My Hope Zambia: A 35-Year God Story

By   •   May 7, 2011

The day is forever engrained in Peter Chanda’s memory bank.

June 21, 1976.

An outreach event at his teacher training school in Kabwe, Zambia showed a Billy Graham message titled “Bridge over Troubled Waters,” and God grabbed ahold of Chanda’s heart.

An auditorium full of 400 students watched the film that night and Chanda accepted Christ as his Savior.

“I think only two of us got saved,” Chanda vividly recalls the invitation. “From that night on, my life changed. I used to drink, I used to smoke…

“I started crying.”

As Chanda went back to his apartment, eyes still swollen, his roommate started asking questions.

“He said ‘Did you have a funeral?'” Chanda said. “I said, no it’s not a funeral, but my sins are passed away.”

Watch video of Chanda’s emotional reaction that night

Fast forward 35 years.

The seed planted through Billy Graham’s ministry has come full circle as Chandra was selected to serve as one of four Regional Coordinators for the My Hope Zambia project, which completed a three-day Master Vision coordinator training event on Friday in Lusaka, Zambia.

“This is,” Chanda pauses, searching for the best word to sum up his feelings, before catching a bus back home…”wonderful.”
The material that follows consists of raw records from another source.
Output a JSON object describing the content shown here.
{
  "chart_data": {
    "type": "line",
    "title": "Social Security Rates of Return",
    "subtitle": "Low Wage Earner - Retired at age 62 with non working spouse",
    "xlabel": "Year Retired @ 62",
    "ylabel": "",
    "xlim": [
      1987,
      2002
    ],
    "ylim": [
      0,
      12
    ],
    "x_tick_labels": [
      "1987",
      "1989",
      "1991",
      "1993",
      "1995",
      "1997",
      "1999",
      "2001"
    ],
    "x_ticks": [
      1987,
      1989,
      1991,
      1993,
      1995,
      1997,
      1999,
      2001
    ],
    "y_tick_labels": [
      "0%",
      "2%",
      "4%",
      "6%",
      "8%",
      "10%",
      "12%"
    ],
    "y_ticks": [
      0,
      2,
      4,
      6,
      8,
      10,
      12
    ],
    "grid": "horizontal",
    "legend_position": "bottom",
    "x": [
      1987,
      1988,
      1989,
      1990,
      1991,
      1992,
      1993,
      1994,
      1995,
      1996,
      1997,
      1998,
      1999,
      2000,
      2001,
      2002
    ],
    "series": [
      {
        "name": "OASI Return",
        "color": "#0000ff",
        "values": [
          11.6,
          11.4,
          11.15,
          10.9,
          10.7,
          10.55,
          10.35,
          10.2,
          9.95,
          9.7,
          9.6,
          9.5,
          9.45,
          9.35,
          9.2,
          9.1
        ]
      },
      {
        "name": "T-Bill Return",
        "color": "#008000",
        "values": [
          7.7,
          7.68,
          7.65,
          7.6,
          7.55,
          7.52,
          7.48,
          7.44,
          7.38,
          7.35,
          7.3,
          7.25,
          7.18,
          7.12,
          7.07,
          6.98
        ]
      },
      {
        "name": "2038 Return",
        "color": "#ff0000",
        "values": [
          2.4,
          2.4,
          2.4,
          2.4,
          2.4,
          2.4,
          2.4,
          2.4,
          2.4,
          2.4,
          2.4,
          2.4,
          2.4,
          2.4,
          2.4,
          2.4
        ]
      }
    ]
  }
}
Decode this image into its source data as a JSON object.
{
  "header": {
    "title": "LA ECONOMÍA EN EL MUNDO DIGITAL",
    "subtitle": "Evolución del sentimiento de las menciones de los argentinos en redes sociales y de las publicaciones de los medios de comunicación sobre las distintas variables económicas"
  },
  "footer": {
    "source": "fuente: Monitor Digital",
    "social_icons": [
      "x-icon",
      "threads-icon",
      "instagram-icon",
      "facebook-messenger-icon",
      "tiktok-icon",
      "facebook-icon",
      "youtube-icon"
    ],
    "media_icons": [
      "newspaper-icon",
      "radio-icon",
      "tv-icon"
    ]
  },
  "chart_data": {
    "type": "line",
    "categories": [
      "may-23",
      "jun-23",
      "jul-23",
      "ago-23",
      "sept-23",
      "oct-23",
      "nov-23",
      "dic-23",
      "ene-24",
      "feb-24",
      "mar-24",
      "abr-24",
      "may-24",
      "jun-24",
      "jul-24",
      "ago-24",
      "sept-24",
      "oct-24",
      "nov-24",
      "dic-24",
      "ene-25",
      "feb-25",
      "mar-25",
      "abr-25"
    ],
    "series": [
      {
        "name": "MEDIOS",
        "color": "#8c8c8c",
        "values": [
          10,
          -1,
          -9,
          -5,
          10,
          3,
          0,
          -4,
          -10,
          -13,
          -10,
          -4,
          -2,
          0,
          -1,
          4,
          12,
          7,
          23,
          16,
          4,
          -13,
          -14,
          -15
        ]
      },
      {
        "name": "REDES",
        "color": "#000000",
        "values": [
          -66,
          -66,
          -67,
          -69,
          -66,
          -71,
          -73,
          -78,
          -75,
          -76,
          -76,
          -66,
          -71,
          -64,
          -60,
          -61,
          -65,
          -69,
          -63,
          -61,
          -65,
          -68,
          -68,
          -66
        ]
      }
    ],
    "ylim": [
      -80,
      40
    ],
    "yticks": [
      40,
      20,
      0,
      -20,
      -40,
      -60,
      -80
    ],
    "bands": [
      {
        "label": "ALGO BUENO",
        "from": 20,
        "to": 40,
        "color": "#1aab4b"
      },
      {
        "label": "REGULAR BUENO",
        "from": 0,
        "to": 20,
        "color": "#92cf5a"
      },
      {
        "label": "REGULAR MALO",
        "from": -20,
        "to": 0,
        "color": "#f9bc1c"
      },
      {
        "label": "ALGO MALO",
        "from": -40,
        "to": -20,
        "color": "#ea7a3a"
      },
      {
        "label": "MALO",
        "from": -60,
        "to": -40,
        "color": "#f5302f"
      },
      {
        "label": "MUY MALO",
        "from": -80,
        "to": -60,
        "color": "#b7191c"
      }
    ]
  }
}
God has used Chanda’s commitment to plant 60 Pentecostal churches around Zambia. He currently pastors the Signs and Wonders Ministry congregation in Livingstone, a town in southwest Zambia which feeds off heavy Victoria Falls tourism traffic.

But in Chanda’s view, the My Hope project could produce a waterfall of new commitments as the “Matthews” concept – friendship evangelism – is organized on a national scale and will culminate with a December national broadcast.

“This is a strategy that perhaps we’ve never thought of,” Chanda said. “Friendship evangelism is rare here, but it’s a friendly country.”

The My Hope concept of friends inviting friends over to their homes to hear a Gospel presentation makes perfect sense to Chanda, who is just as confident as he is excited.

“It’s easy for them to open up to you because you befriended them,” Chanda said. “Because they know what kind of life you’re living.”